Williams to head GSA's FAS
Jim Williams leaves the Homeland Security Department to become commissioner of the Federal Acquisition Service.
Jim Williams, a Homeland Security Department director, will move to the General Services Administration to become commissioner of the recently created Federal Acquisition Service, GSA announced today.
GSA officials also announced that acting FAS commissioner Marty Wagner will return to GSA’s Office of Governmentwide Policy.
The agency will make a number of other appointments in the next week, GSA administrator Lurita Doan said in an interview today. She did not give details about the appointments.
Williams is director of DHS’ U.S. Visitor and Immigrant Status Indicator Technology program, an immigration and border management identification system. Before working at DHS and the Internal Revenue Service, Williams was director of GSA’s Local Telecommunications Procurement Division, which is responsible for all of the agency’s local telecom purchases.
“I am delighted to have attracted Jim Williams back to GSA and to have found an outstanding permanent commissioner of FAS,” said Doan in a press release.
Wasting no time since her swearing-in six days ago, Doan has made her first major appointment at the agency.

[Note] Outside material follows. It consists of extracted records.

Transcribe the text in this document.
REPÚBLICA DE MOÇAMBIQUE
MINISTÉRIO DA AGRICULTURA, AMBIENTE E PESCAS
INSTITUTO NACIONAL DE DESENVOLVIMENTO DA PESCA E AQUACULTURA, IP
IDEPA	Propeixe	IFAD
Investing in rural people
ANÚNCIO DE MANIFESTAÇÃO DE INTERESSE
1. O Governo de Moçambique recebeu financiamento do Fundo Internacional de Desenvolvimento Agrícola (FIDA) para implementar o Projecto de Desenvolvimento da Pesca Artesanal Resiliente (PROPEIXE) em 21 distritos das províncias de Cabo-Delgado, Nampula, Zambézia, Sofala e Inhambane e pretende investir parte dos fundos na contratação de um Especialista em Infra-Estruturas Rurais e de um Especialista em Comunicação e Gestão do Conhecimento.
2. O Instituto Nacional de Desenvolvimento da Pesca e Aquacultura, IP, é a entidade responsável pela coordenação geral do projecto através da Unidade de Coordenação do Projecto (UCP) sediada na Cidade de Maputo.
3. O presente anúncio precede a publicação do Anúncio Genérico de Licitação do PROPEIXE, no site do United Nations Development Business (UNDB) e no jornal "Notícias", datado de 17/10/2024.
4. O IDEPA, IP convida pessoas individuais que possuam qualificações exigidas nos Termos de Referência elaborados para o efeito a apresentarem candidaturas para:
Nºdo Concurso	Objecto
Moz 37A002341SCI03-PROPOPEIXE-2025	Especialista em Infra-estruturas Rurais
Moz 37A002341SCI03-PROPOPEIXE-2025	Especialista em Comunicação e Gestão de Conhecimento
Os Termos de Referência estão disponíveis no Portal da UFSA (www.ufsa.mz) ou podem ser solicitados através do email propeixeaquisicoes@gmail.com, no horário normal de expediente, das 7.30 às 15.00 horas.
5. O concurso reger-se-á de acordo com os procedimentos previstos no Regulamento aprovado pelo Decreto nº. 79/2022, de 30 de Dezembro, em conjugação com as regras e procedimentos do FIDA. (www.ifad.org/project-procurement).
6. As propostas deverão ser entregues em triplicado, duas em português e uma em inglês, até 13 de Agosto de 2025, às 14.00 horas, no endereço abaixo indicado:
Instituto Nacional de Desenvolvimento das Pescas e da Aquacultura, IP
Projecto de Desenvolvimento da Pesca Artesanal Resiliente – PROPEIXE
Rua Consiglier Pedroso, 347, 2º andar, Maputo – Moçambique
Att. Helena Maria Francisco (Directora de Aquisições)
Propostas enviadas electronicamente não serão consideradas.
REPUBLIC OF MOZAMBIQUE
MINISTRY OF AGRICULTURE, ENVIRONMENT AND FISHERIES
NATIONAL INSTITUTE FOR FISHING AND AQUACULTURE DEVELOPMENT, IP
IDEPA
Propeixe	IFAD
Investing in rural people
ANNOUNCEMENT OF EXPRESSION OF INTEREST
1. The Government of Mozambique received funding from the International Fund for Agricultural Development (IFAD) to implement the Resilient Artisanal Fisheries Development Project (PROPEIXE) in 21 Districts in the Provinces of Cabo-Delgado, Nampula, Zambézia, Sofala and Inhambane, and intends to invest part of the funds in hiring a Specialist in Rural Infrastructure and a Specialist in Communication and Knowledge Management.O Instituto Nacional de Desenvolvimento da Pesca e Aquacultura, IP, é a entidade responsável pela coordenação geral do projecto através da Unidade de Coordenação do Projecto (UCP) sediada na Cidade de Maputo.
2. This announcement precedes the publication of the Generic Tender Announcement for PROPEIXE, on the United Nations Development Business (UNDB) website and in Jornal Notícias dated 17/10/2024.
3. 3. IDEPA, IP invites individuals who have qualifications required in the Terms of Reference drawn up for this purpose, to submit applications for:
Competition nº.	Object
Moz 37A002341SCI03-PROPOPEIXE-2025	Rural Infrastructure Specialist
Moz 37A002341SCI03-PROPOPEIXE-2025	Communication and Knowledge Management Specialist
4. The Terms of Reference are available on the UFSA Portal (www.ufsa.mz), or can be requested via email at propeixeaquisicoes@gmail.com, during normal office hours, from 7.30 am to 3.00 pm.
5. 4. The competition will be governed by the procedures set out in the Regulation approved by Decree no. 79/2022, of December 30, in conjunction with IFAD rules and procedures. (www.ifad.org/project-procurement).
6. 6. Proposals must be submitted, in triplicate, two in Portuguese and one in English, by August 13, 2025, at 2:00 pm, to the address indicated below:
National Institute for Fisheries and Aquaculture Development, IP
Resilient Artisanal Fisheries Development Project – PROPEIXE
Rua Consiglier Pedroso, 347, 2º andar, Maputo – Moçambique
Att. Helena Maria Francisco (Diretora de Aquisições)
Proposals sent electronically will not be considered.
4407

Her appointment as administrator ends in 2008, and many GSA observers have said Doan must work quickly to improve GSA and its financial woes.
In an interview today, she said that despite observers' concerns about the time left in the Bush administration, she is starting to immediately rejuvenate the agency. She said she is enthusiastic about the job ahead of her and confident in improving the agency.
In April, congressional appropriators approved the creation of FAS, which merged the Federal Technology Service and the Federal Supply Service.
A native of Virginia, Williams holds a bachelor’s degree in business administration from Virginia Commonwealth University and a master's degree in business administration from the George Washington University.